18.04.2019 – Zoom
Plus de 350 000 décès cardiovasculaires évités en 20 ans, près de 600 000 nouveaux cas de diabètes en moins, 727 000 années d’espérance de vie en bonne santé supplémentaires… Aux États-Unis, l’impact estimé de l’étiquetage des aliments contenant des sucres ajoutés, imposé par la FDA et publié dans « Circulation », a de quoi impressionner.
Adopté en 2016, ce logo sera appliqué au 1er janvier 2020 sur les aliments des industriels réalisant plus de 10 millions de dollars de chiffre d’affaires annuel, et au 1er janvier 2021 pour les autres. Comparé à l’ancien, le nouveau logo réserve une place plus importante au nombre de calories, et fait une distinction entre le sucre en général et le sucre ajouté au cours de l’élaboration du produit alimentaire.
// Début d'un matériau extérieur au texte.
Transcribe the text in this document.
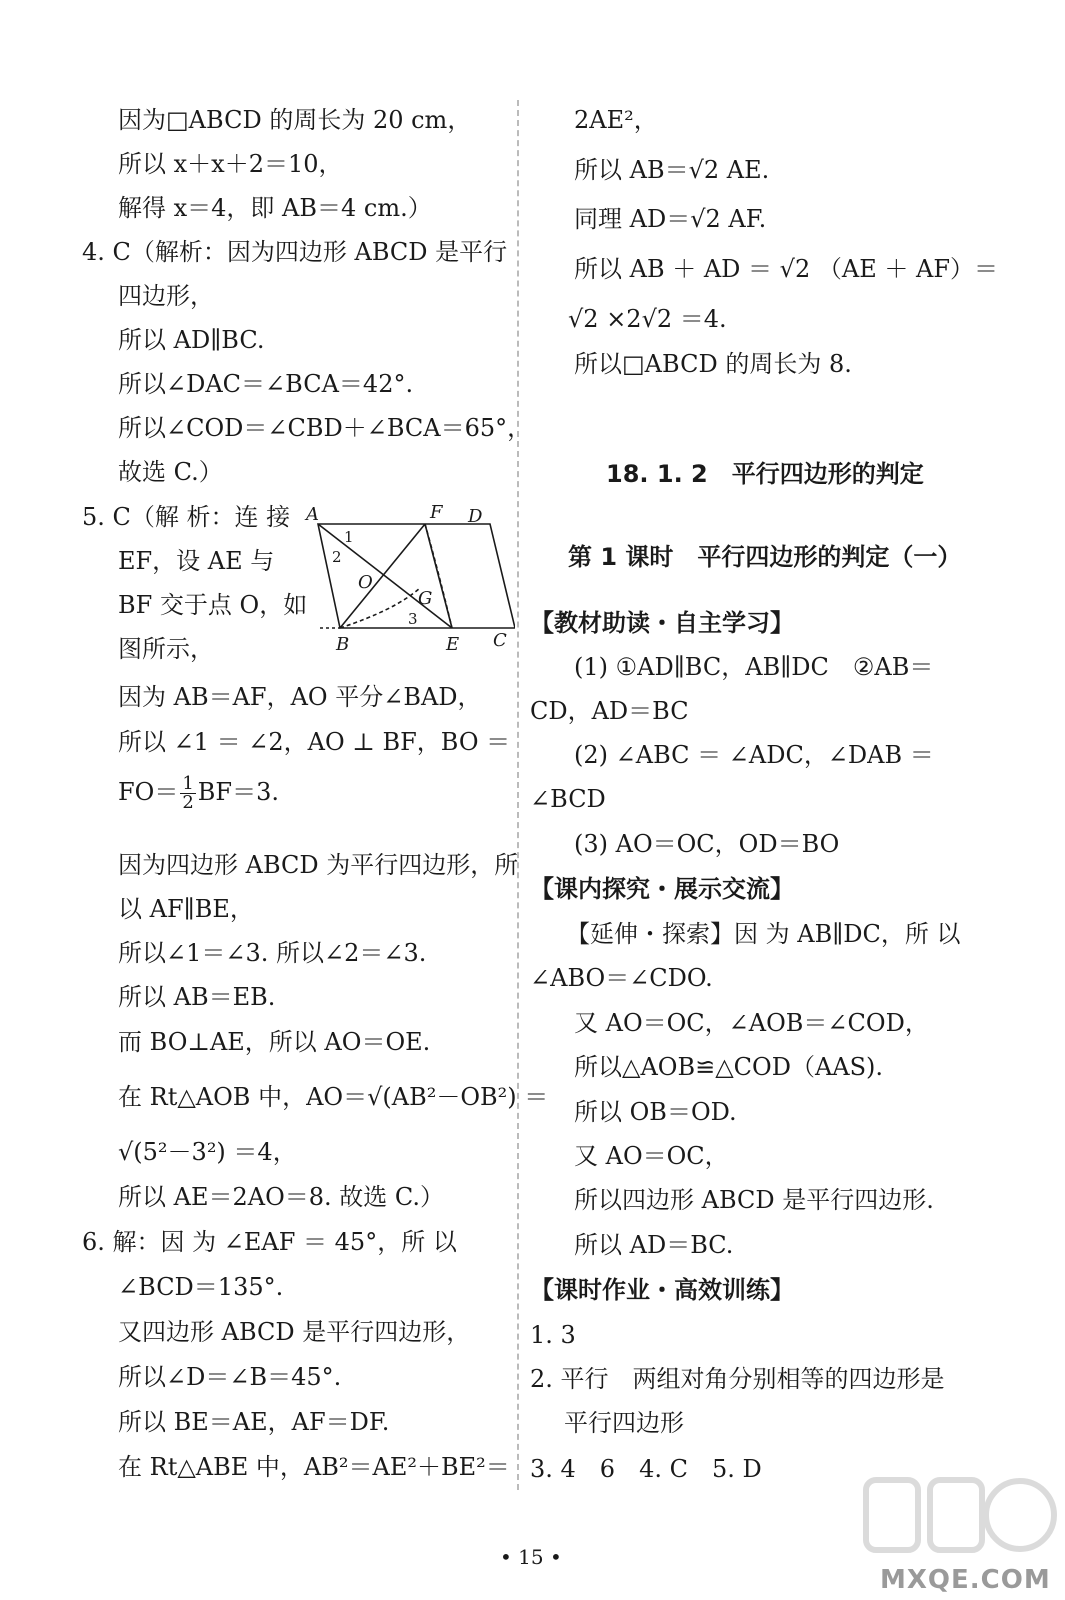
因为□ABCD 的周长为 20 cm，
所以 x＋x＋2＝10，
解得 x＝4，即 AB＝4 cm.）
4. C（解析：因为四边形 ABCD 是平行
四边形，
所以 AD∥BC.
所以∠DAC＝∠BCA＝42°.
所以∠COD＝∠CBD＋∠BCA＝65°，
故选 C.）
5. C（解 析：连 接
EF，设 AE 与
BF 交于点 O，如
图所示，
因为 AB＝AF，AO 平分∠BAD，
所以 ∠1 ＝ ∠2，AO ⊥ BF，BO ＝
$FO= \frac{1}{2} BF=3$.
因为四边形 ABCD 为平行四边形，所
以 AF∥BE，
所以∠1＝∠3. 所以∠2＝∠3.
所以 AB＝EB.
而 BO⊥AE，所以 AO＝OE.
在 Rt△AOB 中，AO＝√(AB²－OB²) ＝
√(5²－3²) ＝4，
所以 AE＝2AO＝8. 故选 C.）
6. 解：因 为 ∠EAF ＝ 45°，所 以
∠BCD＝135°.
又四边形 ABCD 是平行四边形，
所以∠D＝∠B＝45°.
所以 BE＝AE，AF＝DF.
在 Rt△ABE 中，AB²＝AE²＋BE²＝
A	F D
B	E C
O
G
1
2
3
2AE²，
所以 AB＝√2 AE.
同理 AD＝√2 AF.
所以 AB ＋ AD ＝ √2 （AE ＋ AF）＝
√2 ×2√2 ＝4.
所以□ABCD 的周长为 8.
18. 1. 2　平行四边形的判定
第 1 课时　平行四边形的判定（一）
【教材助读・自主学习】
(1) ①AD∥BC，AB∥DC　②AB＝
CD，AD＝BC
(2) ∠ABC ＝ ∠ADC，∠DAB ＝
∠BCD
(3) AO＝OC，OD＝BO
【课内探究・展示交流】
【延伸・探索】因 为 AB∥DC，所 以
∠ABO＝∠CDO.
又 AO＝OC，∠AOB＝∠COD，
所以△AOB≌△COD（AAS).
所以 OB＝OD.
又 AO＝OC，
所以四边形 ABCD 是平行四边形.
所以 AD＝BC.
【课时作业・高效训练】
1. 3
2. 平行　两组对角分别相等的四边形是
平行四边形
3. 4　6　4. C　5. D
• 15 •
MXQE.COM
Pour évaluer l’effet de cet étiquetage à l’échelle de la population des États-Unis, les chercheurs de l’université Tufts (Boston), de l’université de Liverpool et de l’Imperial College de Londres se sont fondés sur la modélisation IMPACT de l’institut international de recherche sur les politiques alimentaires. Cet outil est alimenté par les données de 159 pays dont elle mesure l’effet des politiques de santé publique sur la démographie, les habitudes alimentaires, la prévalence des maladies non transmissibles, etc.
Les chercheurs ont ensuite appliqué les caractéristiques démographiques américaines issues des deux dernières enquêtes nationales américaines sur la santé et la nutrition, puis ont formulé l’hypothèse que le nouveau logo allait diminuer de 6,8 % la prise moyenne de calories. Une hypothèse jugée « optimiste » par le Dr Chantal Julia de l’équipe de recherche en épidémiologie nutritionnelle (Centre de recherche en épidémiologie et biostatistiques Sorbonne Paris Cité).
« Leur hypothèse est tirée d’une méta analyse regroupant des études menées sur des modes d’intervention très variées : étiquetage à l’arrière ou à l’avant du paquet, signalétique dans des lieux de restauration collective… Poursuit le Dr Julia. Le nouvel étiquetage de la FDA ne sera visible qu’à l’arrière des paquets. De plus ils estiment que la diminution de 6,8 % s’appliquera tous les ans. » La chercheuse reconnaît la difficulté d’établir des hypothèses de départ pour ce genre travail, faute « d’étude qui vont jusqu’à regarder les effets de l’étiquetage sur les consommations alimentaires ».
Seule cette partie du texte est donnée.